The birds are louder than the thunder this morning. As I step outside well before sunrise, it feels like I have cracked the door to some ancient time, and am walking into a cathedral choir of songbirds. The acoustics — the kind you can only experience with high ceilings and insulated walls — swell about me. I’m guessing the low-hanging clouds and sheets of rain have somehow created the ideal sound house for reverberation.

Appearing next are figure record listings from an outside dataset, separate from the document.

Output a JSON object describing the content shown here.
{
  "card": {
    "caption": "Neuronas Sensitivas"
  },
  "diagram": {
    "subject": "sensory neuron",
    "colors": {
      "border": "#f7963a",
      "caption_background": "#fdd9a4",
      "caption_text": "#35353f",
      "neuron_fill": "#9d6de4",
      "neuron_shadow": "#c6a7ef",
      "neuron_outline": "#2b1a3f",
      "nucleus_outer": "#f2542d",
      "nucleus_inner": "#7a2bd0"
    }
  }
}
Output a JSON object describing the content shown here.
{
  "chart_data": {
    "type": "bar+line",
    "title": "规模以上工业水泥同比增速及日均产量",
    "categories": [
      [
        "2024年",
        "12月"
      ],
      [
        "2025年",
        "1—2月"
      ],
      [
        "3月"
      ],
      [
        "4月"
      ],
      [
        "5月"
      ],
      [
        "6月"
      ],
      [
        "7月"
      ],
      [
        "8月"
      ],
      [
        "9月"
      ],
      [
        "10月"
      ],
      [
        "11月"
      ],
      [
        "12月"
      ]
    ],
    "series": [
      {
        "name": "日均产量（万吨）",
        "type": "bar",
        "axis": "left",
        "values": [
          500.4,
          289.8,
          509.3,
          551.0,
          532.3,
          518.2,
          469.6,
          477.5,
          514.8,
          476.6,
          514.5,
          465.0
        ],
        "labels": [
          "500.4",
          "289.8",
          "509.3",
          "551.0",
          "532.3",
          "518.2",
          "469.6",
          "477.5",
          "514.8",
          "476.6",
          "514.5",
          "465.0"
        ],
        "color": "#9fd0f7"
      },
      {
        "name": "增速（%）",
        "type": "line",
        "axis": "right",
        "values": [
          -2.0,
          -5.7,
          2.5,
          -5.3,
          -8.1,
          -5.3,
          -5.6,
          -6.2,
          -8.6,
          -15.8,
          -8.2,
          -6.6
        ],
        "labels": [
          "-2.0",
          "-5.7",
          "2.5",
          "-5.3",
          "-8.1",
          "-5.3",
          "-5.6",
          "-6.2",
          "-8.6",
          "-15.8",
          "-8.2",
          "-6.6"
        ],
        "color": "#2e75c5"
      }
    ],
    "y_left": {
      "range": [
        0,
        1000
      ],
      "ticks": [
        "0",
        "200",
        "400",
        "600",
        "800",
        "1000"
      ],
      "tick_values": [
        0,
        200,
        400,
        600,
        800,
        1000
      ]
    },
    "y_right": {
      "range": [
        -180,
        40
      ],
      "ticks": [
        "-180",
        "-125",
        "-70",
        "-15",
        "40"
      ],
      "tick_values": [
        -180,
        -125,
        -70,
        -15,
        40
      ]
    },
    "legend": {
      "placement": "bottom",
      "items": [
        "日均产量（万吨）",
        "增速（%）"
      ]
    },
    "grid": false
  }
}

As the weeping of heaven becomes more guttural, the thunder has moved from snare claps to timpani rolls. The birds sing piano now, and allow the sky its solo measures. How does one not hear the symphony that is life? There are frequencies in everything. All created things produce sound. Even the rocks are on standby to cry out in worship if we refuse to. We all carry a unique sound and song within us, and in the hemmed-in confines of hard things, it rings truest and clearest.

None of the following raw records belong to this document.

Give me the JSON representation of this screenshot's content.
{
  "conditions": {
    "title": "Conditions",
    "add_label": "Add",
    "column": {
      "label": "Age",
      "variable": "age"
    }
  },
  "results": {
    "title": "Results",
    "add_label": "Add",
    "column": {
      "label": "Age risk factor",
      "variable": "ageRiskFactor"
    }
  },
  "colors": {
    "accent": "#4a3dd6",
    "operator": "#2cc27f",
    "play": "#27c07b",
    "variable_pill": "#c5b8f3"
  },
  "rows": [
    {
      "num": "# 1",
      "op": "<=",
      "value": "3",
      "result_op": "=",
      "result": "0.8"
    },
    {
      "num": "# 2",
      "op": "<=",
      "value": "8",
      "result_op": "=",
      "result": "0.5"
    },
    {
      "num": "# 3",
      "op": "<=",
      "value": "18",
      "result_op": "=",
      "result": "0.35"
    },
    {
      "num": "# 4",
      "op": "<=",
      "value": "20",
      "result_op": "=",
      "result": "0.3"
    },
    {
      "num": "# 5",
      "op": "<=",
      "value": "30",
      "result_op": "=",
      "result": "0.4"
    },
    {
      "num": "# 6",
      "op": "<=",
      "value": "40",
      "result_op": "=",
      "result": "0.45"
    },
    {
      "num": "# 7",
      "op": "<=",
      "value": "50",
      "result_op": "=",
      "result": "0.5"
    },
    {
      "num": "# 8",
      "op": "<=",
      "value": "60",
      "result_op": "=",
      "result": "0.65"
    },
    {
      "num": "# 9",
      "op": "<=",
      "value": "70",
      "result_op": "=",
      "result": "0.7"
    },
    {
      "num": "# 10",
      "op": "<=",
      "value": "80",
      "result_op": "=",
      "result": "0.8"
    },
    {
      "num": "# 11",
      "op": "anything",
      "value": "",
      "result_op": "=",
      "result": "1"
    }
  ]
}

I gave my neglected garden an honest day’s work yesterday, racing against the rain that is serenading me now. I see the lavender and eggplant I sowed, in standing water. Maybe I should have built a trench around them. I knew rain was awaiting, and now I fear my tender plants will drown in the incessant downpour. I’ve lost a few young plants to heavy rains this spring. The lavender took months to grow from seed indoors. I will lament like these skies if I lose it to flooding. Suppose it’s sink or swim now. It’s been trying to work around all the severe weather we’ve had. I have been on the verge of giving up this year, and letting the weeds and weather win. But I can’t quit this Eden; I’ll just keep giving it what I can, as I can. Something is better than nothing.

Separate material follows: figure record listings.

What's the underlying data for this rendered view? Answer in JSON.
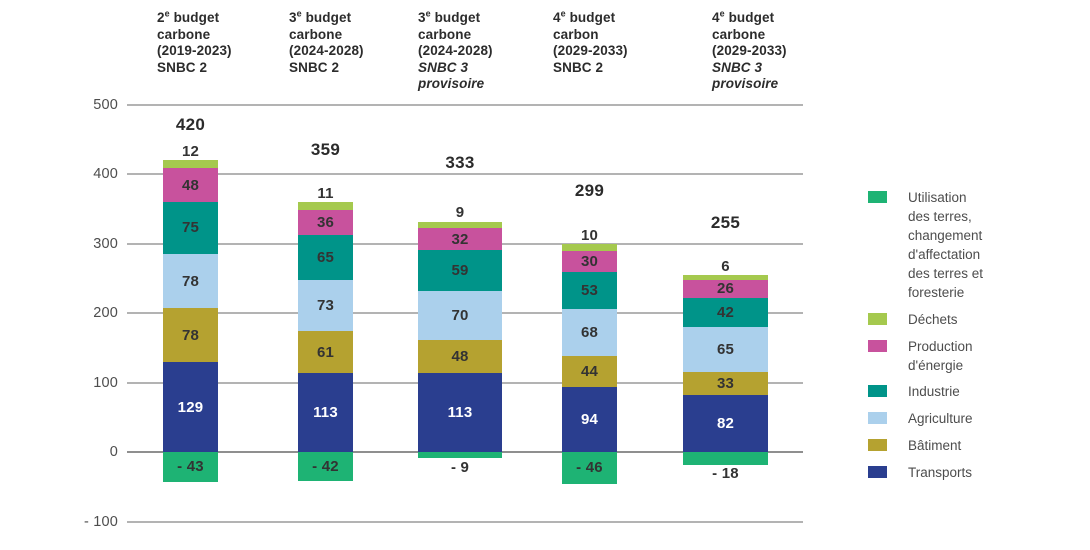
{
  "chart_data": {
    "type": "bar",
    "stacked": true,
    "grid": true,
    "legend_position": "right",
    "ylim": [
      -100,
      500
    ],
    "yticks": [
      500,
      400,
      300,
      200,
      100,
      0,
      -100
    ],
    "columns": [
      {
        "header_lines": [
          "2ᵉ budget",
          "carbone",
          "(2019-2023)"
        ],
        "scenario_lines": [
          "SNBC 2"
        ],
        "scenario_italic": false,
        "total": 420
      },
      {
        "header_lines": [
          "3ᵉ budget",
          "carbone",
          "(2024-2028)"
        ],
        "scenario_lines": [
          "SNBC 2"
        ],
        "scenario_italic": false,
        "total": 359
      },
      {
        "header_lines": [
          "3ᵉ budget",
          "carbone",
          "(2024-2028)"
        ],
        "scenario_lines": [
          "SNBC 3",
          "provisoire"
        ],
        "scenario_italic": true,
        "total": 333
      },
      {
        "header_lines": [
          "4ᵉ budget",
          "carbon",
          "(2029-2033)"
        ],
        "scenario_lines": [
          "SNBC 2"
        ],
        "scenario_italic": false,
        "total": 299
      },
      {
        "header_lines": [
          "4ᵉ budget",
          "carbone",
          "(2029-2033)"
        ],
        "scenario_lines": [
          "SNBC 3",
          "provisoire"
        ],
        "scenario_italic": true,
        "total": 255
      }
    ],
    "sectors_bottom_up": [
      {
        "id": "transports",
        "name": "Transports",
        "color": "#2a3e8f",
        "label_color": "#ffffff",
        "legend_lines": [
          "Transports"
        ],
        "values": [
          129,
          113,
          113,
          94,
          82
        ]
      },
      {
        "id": "batiment",
        "name": "Bâtiment",
        "color": "#b5a230",
        "legend_lines": [
          "Bâtiment"
        ],
        "values": [
          78,
          61,
          48,
          44,
          33
        ]
      },
      {
        "id": "agriculture",
        "name": "Agriculture",
        "color": "#abd0ec",
        "legend_lines": [
          "Agriculture"
        ],
        "values": [
          78,
          73,
          70,
          68,
          65
        ]
      },
      {
        "id": "industrie",
        "name": "Industrie",
        "color": "#009489",
        "legend_lines": [
          "Industrie"
        ],
        "values": [
          75,
          65,
          59,
          53,
          42
        ]
      },
      {
        "id": "production-energie",
        "name": "Production d'énergie",
        "color": "#c8529d",
        "legend_lines": [
          "Production",
          "d'énergie"
        ],
        "values": [
          48,
          36,
          32,
          30,
          26
        ]
      },
      {
        "id": "dechets",
        "name": "Déchets",
        "color": "#a5c94e",
        "legend_lines": [
          "Déchets"
        ],
        "values": [
          12,
          11,
          9,
          10,
          6
        ]
      },
      {
        "id": "utcatf",
        "name": "Utilisation des terres, changement d'affectation des terres et foresterie",
        "color": "#1eb374",
        "legend_lines": [
          "Utilisation",
          "des terres,",
          "changement",
          "d'affectation",
          "des terres et",
          "foresterie"
        ],
        "values": [
          -43,
          -42,
          -9,
          -46,
          -18
        ]
      }
    ],
    "gridline_color": "#b3b3b3",
    "zero_line_color": "#8f8f8f"
  }
}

As I was wringing with sweat yesterday, trying to hide my fair frame between sunflower patches, I was thinking on strength. Specifically, the strength of one’s life. I once had zealous might that I assume is afforded to youth. I do not sense that caliber of strength in me these days. It’s different now. What I believe I have here is endurance: strength strung out over time. My zeal in days past allowed me to spearhead and ascend mountains. My present endurance allows me to persevere through valleys and deserts. I wonder what I’ll sense in my bones in a decade from now? What will my strength look like then? Will it even look like strength at all?
I’m not entirely convinced that what I produce in strength will ever rival what’s produced in weakness; what I manufacture in zeal, could hold a candle to what’s been forged through failure. Maybe it’s a cocktail of all the bitters and syrups. Enough to make me stagger a bit, that’s for certain. Either way, I’ll keep moving. If there ever was an equation, I’m surely not the one to factor it out. It’s back to simple math for me. Back to one step plus one step equals two. One win plus one failure equals still in the game. Even if there are all these rain delays.